Nominating and Governance Committee Charter
As adopted on
I. Purpose. The purpose of the Nominating and Governance Committee ("Committee") is to identify individuals qualified to become members of the Board of Directors of the Company ("Board") consistent with criteria approved by the Board, recommend to the Board director candidates for election at the annual meeting of shareholders, and develop, periodically review and recommend to the Board a set of corporate governance guidelines for the Company.
II. Composition. The Committee shall be comprised of three or more directors as determined by the Board. Committee members, including the Chairman of the Committee, shall be appointed by the Board on an annual basis upon the recommendation of the Nominating and Governance Committee and may be removed by the Board. The members of the Committee shall meet the independence requirements of the New York Stock Exchange.
III. Meetings. The Committee shall meet at least four times per year and at such times and places and by such means as the Chairman shall determine and shall report regularly to the Board with respect to its activities. A majority of the members of the Committee shall constitute a quorum. The Committee shall have the authority to delegate to subcommittees in its sole discretion.

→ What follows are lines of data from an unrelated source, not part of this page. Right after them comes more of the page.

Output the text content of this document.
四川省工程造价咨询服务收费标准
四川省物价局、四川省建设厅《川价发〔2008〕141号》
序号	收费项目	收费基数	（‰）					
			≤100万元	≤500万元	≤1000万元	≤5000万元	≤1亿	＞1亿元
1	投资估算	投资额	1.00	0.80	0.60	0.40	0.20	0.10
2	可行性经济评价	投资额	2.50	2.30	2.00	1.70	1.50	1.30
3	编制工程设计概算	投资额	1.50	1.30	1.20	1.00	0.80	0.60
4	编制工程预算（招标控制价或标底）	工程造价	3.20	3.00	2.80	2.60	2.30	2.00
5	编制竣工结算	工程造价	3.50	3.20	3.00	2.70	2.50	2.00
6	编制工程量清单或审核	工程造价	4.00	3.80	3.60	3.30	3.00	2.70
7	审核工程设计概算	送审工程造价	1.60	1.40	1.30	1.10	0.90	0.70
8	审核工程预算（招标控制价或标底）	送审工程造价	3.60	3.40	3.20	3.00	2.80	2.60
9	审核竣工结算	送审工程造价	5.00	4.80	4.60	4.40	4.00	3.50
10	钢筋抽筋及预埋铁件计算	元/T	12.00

IV. Duties and Responsibilities. Among its duties and responsibilities the Committee shall:
1. Develop and recommend to the Board qualifications for assessing director candidates;
2. Identify and recommend to the Board the nominees to be submitted to the Company’s shareholders for election as Directors at each annual meeting of the shareholders, consider and make recommendations to the Board regarding candidates for Director submitted by the Company’s shareholders, and recommend to the Board the election of individuals to fill any vacancies or newly created directorships occurring on the Board from time to time.
3. Recommend annually, or as otherwise necessary, to the Board an individual or individuals for election as Chairman of the Board and Chief Executive Officer of the Company.
4. Review annually, or as otherwise necessary, the Chief Executive Officer’s recommendations for individuals to be elected as officers of the Company and as Senior Vice Presidents of the Company’s major subsidiaries, and to recommend such, in turn, to the Board.
1. Take a leadership role in shaping corporate governance of the Company.
2. Review the size and composition of the Board and its committees, including the charters, structure, operations and reporting of each of the committees, and recommend to the Board any changes.
3. Establish a process for assessing director independence and make recommendations to the Board annually regarding whether each non-management director is independent as defined by the New York Stock Exchange.
4. Recommend annually to the Board, after the review of each member’s qualifications, the members for appointment to each of the committees of the Board, including the chairman of each committee, and recommend to the Board the removal of a member from a committee if appropriate.
5. Recommend annually to the Board, a director to serve as Lead Director.
6. Review any material changes in directors’ status including job changes.
7. Review at least annually directorships (or positions on similar governing bodies) held by directors and executive officers.
8. Recommend to the Board a regular schedule of executive sessions of the independent directors.
9. Develop and recommend to the Board the Company’s Corporate Governance Guidelines and review the Guidelines annually and recommend changes to the Board as necessary.
10. Review the Company’s disclosures with respect to corporate governance matters.
11. Review the manner and process by which major matters are brought to the Board for review and approval.
12. Review annually the Company’s charitable and political contributions, and equal opportunity status and plans.
13. Review annually the Company’s directors and officers insurance policies and indemnification provisions.
14. Review annually the terms and status of the Company’s Shareholder Rights Plan.
15. Oversee the Company’s compliance program, including the Company’s codes of conduct, and annually review the codes of conduct, the Company’s policies and procedures regarding compliance with these codes, and the results of the Code of Business Conduct and Ethics survey.
16. Review annually the performance of the Committee and report the results of the evaluation to the Board and assess annually the adequacy of the Committee’s charter and to recommend to the Board any changes to the Committee Charter.
17. Review annually
and recommend to the Board the appropriate compensation for non-management
directors. Review periodically the status of the Company’s Board compensation
in relation to other comparable
18. Oversee the evaluation of the Board and its committees.
19. Review annually the performance of individual directors.
Any action duly and validly taken by the Committee pursuant to the power and authority conferred under this Charter shall for all purposes constitute an action duly and validly taken by the Board and may be certified as such by the Secretary or other authorized officer of the Company. The Board shall be informed of any such action.
V. Outside Advisors. The Committee shall have the authority to engage independent counsel and other advisors, as the Committee determines necessary to carry out its duties and shall receive appropriate funding, as determined by the Committee, from the Company for payment of compensation to any such advisors. Specifically, the Committee shall have the sole authority to retain and terminate any search firm to be used to identify director candidates, including sole authority to approve the search firm’s fees and other retention terms.